Para conhecer a opinião dos portugueses sobre dado assunto, não precisamos de ouvi-los a todos. Podemos apenas ouvir uns quantos. Mas temos que ouvir os que representem fielmente a população. Por exemplo, se x% são homem e y% são mulheres, tenho que ter essa percentagem representada na amostra. Se uns tantos são analfabetos, uns quantos têm o 9º, outros o 12º, uns a licenciatura e outros o doutoramento, é bom que a amostra também os contemple em idêntica percentagem. E se x% têm até 18 anos, y% estão entre os 18 e os 25, etc, etc, etc....(e por aí fora). Saber montar uma amostra significativa é uma tarefa exigente e requer que se saibam identificar os factores que influem na votação. Por exemplo: se os desempregados votam de uma maneira diferente dos que trabalham, então a amostra deve inclui-los na devida proporção. Ou, relevantíssimo pelo seu peso, os reformados/pensionistas que também devem estar presentes na proporção certa.

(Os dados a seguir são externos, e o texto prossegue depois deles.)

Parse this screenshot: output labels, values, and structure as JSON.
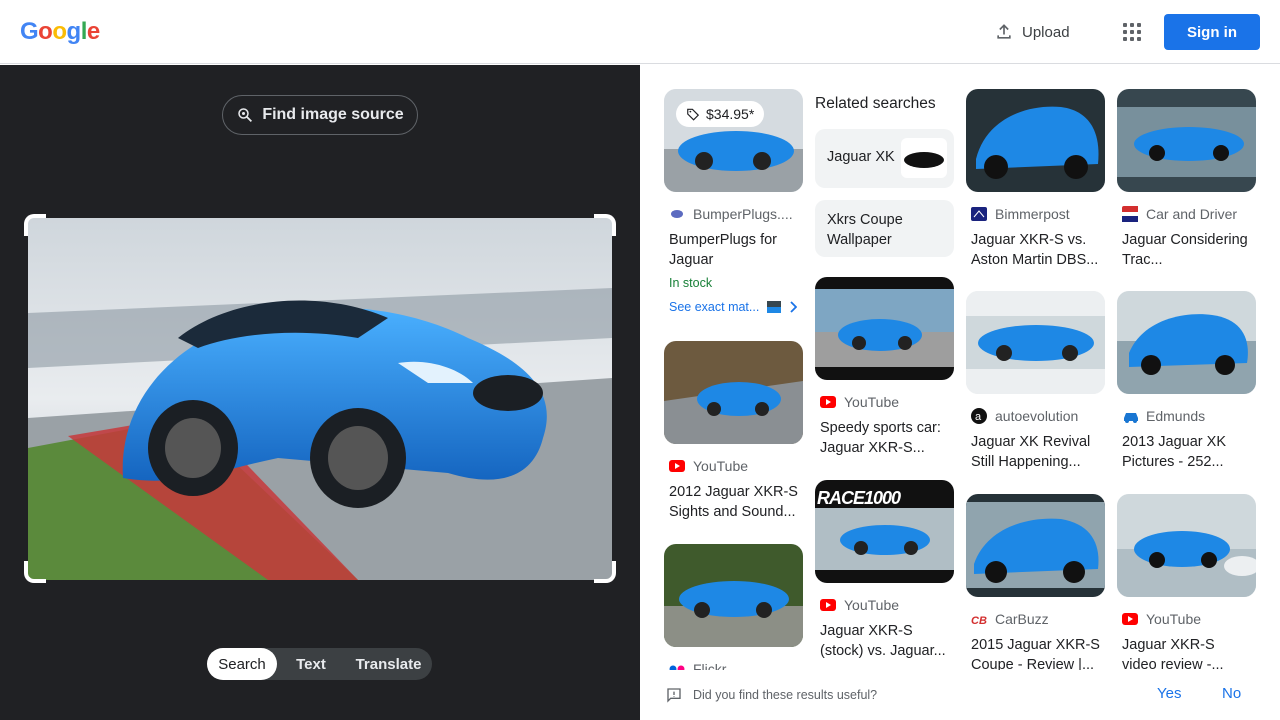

E agora vou dizer uma coisa que pode ser polémica e que, para eu poder fazer finca-pé, teria que validar. Ou seja, afirmo-o agora por mera intuição: creio que a população que se informa sobretudo via redes sociais deve ter um comportamento diferente da que vê televisão, lê jornais ou lê vários livros por ano. Seria interessante que este factor diferenciador fosse testado em estudos de opinião e, se se verificasse a diferenciação, que esse aspecto passasse a estar presente nas amostragens.
Ou seja, constituindo uma amostra significativa, se ouvir o que pensam, poderei generalizar ao todo, embora haja sempre uma certa margem de erro (que desejavelmente será bastante baixa).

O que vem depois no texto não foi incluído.